While most trail riders are probably set on a full-suspension bike, if you’re more concerned about cross-country speed you can get some really great hardtails for around the £1,500 / $2,500 / AU$3,500 mark. You’ll potentially get a proper lightweight, high-control fork from Fox or a lightweight carbon frame for gradual upgrading.
In the case of Haibike’s Freed, you’ll get both – and will be laughing all the way to the finish line.
This isn’t just a generic carbon chassis that you could find being sold direct on the internet either. It’s a class act with a big down tube dropping away from an extended stiffening box behind the tapered head tube before swooping past the bottom bracket into deep chainstays.
A curved tapered top tube flows into bridgeless seatstays for maximum mud clearance, while a 142x12mm rear axle keeps the rear wheel tight. It’s bang up to date in terms of futureproofing too with removable covers for Shimano Di2 electric shifting or the Japanese component giant’s new side-swing front derailleur standard.
Haibike’s European designers clearly believe in traditional geometry rather than any of that newfangled slack head angle nonsense. Actually that’s a bit unfair, as they have eased the head angle out slightly to 70 degrees and the 70mm stem is stumpy by XC standards, while the bars are reasonably wide.
Make no mistake though, this is still a steep and fast-reacting machine designed to drill into tight corners on climbs rather than swagger down scree slopes. The stem leaves it a bit short on reach, but the low top tube means sizing up to get more won’t cause problems. The skinny seatpost also augments the shock-absorbing curved stays for a bearably smooth time in the saddle.
Fox still creates the benchmark short travel category forks and the 142x12mm frame is matched to a 15mm axle up front. The DT Swiss rims are light enough to keep the 11.9kg bike instantly responsive, and while they’re slippery when wet the Schwalbe Racing Ralph tyres are classic easy-speed rubber.

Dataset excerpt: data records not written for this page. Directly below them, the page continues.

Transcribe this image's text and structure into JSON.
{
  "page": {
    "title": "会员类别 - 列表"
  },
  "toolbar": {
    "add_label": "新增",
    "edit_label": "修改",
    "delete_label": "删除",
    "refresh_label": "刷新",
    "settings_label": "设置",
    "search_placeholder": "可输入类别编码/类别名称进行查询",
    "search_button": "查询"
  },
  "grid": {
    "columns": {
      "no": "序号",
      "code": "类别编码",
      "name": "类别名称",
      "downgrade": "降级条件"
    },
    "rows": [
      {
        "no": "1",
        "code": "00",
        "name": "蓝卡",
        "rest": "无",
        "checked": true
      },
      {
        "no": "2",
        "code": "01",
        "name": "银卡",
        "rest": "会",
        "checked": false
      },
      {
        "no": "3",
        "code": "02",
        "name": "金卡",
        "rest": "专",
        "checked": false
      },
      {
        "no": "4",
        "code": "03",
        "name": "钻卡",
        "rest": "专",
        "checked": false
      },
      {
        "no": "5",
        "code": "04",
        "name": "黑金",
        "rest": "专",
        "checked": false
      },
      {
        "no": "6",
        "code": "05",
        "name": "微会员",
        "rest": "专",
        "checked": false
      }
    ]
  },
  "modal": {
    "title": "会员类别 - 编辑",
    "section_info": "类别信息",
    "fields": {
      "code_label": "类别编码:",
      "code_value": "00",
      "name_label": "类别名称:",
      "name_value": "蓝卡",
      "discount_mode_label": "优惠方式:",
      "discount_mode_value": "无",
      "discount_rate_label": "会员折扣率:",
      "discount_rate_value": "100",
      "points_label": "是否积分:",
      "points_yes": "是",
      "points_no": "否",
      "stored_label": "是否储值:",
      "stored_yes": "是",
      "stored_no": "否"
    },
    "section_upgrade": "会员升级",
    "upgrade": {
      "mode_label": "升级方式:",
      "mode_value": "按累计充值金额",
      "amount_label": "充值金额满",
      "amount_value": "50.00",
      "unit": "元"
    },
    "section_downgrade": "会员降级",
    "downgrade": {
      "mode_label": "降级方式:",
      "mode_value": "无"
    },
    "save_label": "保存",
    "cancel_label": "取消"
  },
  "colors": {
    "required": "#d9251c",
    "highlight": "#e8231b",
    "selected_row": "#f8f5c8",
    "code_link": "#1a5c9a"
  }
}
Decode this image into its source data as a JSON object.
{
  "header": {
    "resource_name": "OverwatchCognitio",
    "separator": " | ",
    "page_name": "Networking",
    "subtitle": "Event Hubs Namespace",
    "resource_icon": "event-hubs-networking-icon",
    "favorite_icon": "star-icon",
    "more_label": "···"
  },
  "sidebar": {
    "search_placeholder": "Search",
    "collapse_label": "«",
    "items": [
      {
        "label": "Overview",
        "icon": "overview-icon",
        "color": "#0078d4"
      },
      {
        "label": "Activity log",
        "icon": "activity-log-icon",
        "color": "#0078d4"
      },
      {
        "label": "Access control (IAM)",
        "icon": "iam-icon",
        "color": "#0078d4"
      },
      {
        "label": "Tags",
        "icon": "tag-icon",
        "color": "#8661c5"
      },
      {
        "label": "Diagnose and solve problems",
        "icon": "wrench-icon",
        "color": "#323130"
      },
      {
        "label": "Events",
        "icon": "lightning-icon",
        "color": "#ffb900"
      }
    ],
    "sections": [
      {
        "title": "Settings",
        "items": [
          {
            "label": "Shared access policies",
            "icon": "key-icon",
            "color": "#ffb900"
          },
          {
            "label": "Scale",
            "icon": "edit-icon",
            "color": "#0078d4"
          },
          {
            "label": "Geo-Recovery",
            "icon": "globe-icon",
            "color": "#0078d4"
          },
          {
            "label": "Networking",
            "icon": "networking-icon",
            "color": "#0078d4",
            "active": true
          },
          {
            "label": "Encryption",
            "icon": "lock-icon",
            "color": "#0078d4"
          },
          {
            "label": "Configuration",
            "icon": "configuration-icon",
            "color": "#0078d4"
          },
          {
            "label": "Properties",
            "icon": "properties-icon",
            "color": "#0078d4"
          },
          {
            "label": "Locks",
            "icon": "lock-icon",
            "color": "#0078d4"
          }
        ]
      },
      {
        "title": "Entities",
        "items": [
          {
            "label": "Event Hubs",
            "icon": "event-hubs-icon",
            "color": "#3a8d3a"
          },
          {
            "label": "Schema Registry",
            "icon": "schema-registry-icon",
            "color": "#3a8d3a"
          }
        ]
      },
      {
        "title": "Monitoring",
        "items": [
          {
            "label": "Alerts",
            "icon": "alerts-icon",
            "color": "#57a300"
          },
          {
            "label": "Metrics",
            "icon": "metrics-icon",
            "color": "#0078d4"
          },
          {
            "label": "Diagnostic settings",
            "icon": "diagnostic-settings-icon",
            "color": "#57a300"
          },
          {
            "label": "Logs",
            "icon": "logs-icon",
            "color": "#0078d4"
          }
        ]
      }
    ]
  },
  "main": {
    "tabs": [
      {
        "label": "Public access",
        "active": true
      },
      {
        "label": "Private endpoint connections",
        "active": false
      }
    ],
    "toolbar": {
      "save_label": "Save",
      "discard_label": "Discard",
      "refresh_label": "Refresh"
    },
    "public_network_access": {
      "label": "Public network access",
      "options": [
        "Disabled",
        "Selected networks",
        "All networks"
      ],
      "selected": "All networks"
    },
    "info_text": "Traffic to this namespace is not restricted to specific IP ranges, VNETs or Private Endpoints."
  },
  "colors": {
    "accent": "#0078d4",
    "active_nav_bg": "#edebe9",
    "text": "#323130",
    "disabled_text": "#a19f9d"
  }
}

The Freed even gets a quality, super durable Shimano XT/SLX/Deore transmission, although the climbing performance of the 7.1 means we’re not sure the 22-tooth inner ring on the triple will get much use.
That leaves the awful Tektro Auriga brakes (which serve to show just how remarkably controlled cheap brakes from Shimano and Avid are) as the only essential upgrade – but at least the crap bit is all concentrated in one area rather than spread over a range of compromises.